Implementation Details: We used a model-based DL architecture that has a convolutional neural network (CNN)-based denoiser [5]. In the CNN-based denoiser, first the input is fed into a convolutional layer of kernel size 3x3 and with 2 input channels (corresponding the real and imaginary parts of the input image) and 64 output channels. Then the output of this CNN layer is fed into a residual block consisting of CNN layers with 3x3 kernels and 64 channels. This residual block is itself iterated 17 times. Then the output of this block goes through a CNN layer of 64 channels, then gets added with the input of the denoiser. Then the result goes through a CNN layer of 64 input channels and 2 output channels. This process is also iterated 15 times. The following k-space loss, which calculates the $$$l_{1}$$$ and $$$l_{2}$$$ norm of the difference between the acquired and the output k-space, is used for the training and validation loss:
$$\frac{{||u-v||_{2}}}{||v||_{2}} +\frac{{||u-v||_{1}}}{||v||_{1}}$$
where u and v are the acquired k-space and output k-space data masked with Λ, respectively.
Results
Figure 2 shows the reference and reconstructed diffusion images with three different directions using SENSE and our proposed method using a single EPI shot at R=5. We demonstrated that averaged over all diffusion directions, our method showed 1.28 times better than SENSE (12.9% vs. 16.6%) in terms of root mean square error (RMSE) relative to the 5-shot S-LORAKS reconstruction. Discussion and Conclusion
We have proposed Diffusion-SSL to apply the previously proposed ZS-SSL approach to diffusion MRI data. We trained a single network across different directions so that we can have a single network which can perform reconstruction for different directions. Our method leaves out a portion of directions as validation directions. This ensures that overfitting is prevented, so that the network can generalize well to previously unseen directions. We also compared the performance of our method with SENSE reconstructions, and saw that our method was able to further reduce the RMSE. Our method requires less computation time than the original method, since the original case would have to be trained on each direction separately.Acknowledgements
No acknowledgement found.References
[1] K. P. Pruessmann, M. Weiger, M. B. Scheidegger, and P. Boesiger, “SENSE: Sensitivity encoding for fast MRI,” Magn Reson Med, vol. 42, pp. 952–962, 1999.
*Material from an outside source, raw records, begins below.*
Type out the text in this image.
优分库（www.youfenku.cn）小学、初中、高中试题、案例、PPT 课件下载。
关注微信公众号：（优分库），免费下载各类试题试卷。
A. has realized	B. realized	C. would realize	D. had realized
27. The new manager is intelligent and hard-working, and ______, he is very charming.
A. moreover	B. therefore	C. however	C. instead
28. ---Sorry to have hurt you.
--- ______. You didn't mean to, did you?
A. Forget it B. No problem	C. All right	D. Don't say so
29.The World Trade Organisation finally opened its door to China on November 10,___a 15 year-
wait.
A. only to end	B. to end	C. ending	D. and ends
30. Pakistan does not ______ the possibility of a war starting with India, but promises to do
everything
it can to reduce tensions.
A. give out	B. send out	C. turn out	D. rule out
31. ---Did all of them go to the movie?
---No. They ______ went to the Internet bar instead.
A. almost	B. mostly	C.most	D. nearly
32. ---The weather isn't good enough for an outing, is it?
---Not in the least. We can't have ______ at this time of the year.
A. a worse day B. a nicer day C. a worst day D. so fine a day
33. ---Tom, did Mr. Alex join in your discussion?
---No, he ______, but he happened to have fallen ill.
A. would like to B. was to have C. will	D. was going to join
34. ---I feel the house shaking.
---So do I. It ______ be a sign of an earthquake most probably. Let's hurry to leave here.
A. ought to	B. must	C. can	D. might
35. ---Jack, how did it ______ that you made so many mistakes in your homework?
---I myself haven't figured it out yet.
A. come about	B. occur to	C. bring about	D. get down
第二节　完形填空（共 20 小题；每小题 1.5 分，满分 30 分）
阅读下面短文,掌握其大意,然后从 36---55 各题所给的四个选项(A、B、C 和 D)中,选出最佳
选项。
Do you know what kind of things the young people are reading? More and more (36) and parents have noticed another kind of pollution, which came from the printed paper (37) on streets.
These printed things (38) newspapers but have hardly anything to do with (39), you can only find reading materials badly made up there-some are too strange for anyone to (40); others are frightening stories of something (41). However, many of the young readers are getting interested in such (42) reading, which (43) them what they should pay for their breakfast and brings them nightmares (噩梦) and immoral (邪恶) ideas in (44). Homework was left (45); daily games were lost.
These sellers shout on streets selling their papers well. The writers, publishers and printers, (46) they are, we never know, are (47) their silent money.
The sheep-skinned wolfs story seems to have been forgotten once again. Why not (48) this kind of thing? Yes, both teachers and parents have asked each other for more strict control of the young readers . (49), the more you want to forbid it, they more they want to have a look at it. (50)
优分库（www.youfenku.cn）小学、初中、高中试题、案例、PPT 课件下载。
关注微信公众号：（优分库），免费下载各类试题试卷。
[2] J. P. Haldar, "Low-Rank Modeling of Local k-Space Neighborhoods (LORAKS) for Constrained MRI," in IEEE Transactions on Medical Imaging, vol. 33, no. 3, pp. 668-681, March 2014, doi: 10.1109/TMI.2013.2293974.
[3] B. Yaman, S. A. H. Hosseini, M. Akcakaya, “Zero-Shot Self-Supervised Learning for MRI Reconstruction”, International Conference on Learning Representations, 2021
[4] C. Liao, B. Bilgic, Q. Tian, J. P. Stockmann, X. Cao, Q. Fan, S. S. Iyer, F. Wang, C. Ngamsombat, M. K. Manhard, S. Y. Huang, L. L. Wald, K Setsompop, “Distortion-free, high-isotropic-resolution diffusion MRI with gSlider BUDA-EPI and multicoil dynamic B0 shimming”, Magnetic Reson Med, vol. 86, no. 2, pp. 791-803, 2021
[5] H. K. Aggarwal, M. P. Mani and M. Jacob, "MoDL: Model-Based Deep Learning Architecture for Inverse Problems," in IEEE Transactions on Medical Imaging, vol. 38, no. 2, pp. 394-405, Feb. 2019, doi: 10.1109/TMI.2018.2865356.